Frequently asked questions
- Why does the stored value differ from what I typed?
- Most decimal fractions can't be represented exactly in binary floating point. The tool shows the nearest representable value — e.g. 0.1 in float32 is actually 0.100000001490116119384765625. A rounding note appears whenever the stored float32 value differs from your input; float64 stores the same value JavaScript already uses.

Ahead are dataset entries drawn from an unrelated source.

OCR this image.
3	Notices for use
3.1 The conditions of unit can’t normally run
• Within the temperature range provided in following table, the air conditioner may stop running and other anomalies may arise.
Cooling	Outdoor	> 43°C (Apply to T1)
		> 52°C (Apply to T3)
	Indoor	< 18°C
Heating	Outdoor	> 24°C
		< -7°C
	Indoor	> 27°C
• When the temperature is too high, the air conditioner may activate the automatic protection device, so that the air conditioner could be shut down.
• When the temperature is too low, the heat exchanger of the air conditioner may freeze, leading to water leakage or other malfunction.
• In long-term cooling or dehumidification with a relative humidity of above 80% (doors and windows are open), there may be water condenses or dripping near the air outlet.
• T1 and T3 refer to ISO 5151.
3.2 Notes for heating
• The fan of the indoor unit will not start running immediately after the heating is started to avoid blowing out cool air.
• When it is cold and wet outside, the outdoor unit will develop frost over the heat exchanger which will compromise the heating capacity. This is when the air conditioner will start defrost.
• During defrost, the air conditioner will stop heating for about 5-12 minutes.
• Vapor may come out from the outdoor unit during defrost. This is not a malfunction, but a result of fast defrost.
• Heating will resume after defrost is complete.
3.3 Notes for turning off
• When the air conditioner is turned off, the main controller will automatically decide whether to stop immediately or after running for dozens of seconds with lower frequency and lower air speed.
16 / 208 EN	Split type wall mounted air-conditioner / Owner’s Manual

- What do the coloured bits mean?
- Red is the sign bit (0 positive, 1 negative), blue is the exponent (biased: subtract 127 for float32 or 1023 for float64 to get the power of two), and green is the fraction/mantissa. For normal numbers the significand is 1.fraction; for subnormals it's 0.fraction with the minimum exponent.
- How are infinity, NaN, and zero shown?
- An all-ones exponent with a zero fraction is ±infinity; an all-ones exponent with a non-zero fraction is NaN; an all-zero exponent and fraction is ±zero (note the distinct sign bit of -0); and an all-zero exponent with a non-zero fraction is a subnormal number. The category is labelled on each card.
- What hex format does decoding expect?
- The big-endian hex of the raw bits: 8 hex digits for float32 (e.g. 3f800000 = 1.0) and 16 for float64 (e.g. 3ff0000000000000 = 1.0). A leading 0x and spaces are ignored, and shorter input is zero-padded on the left.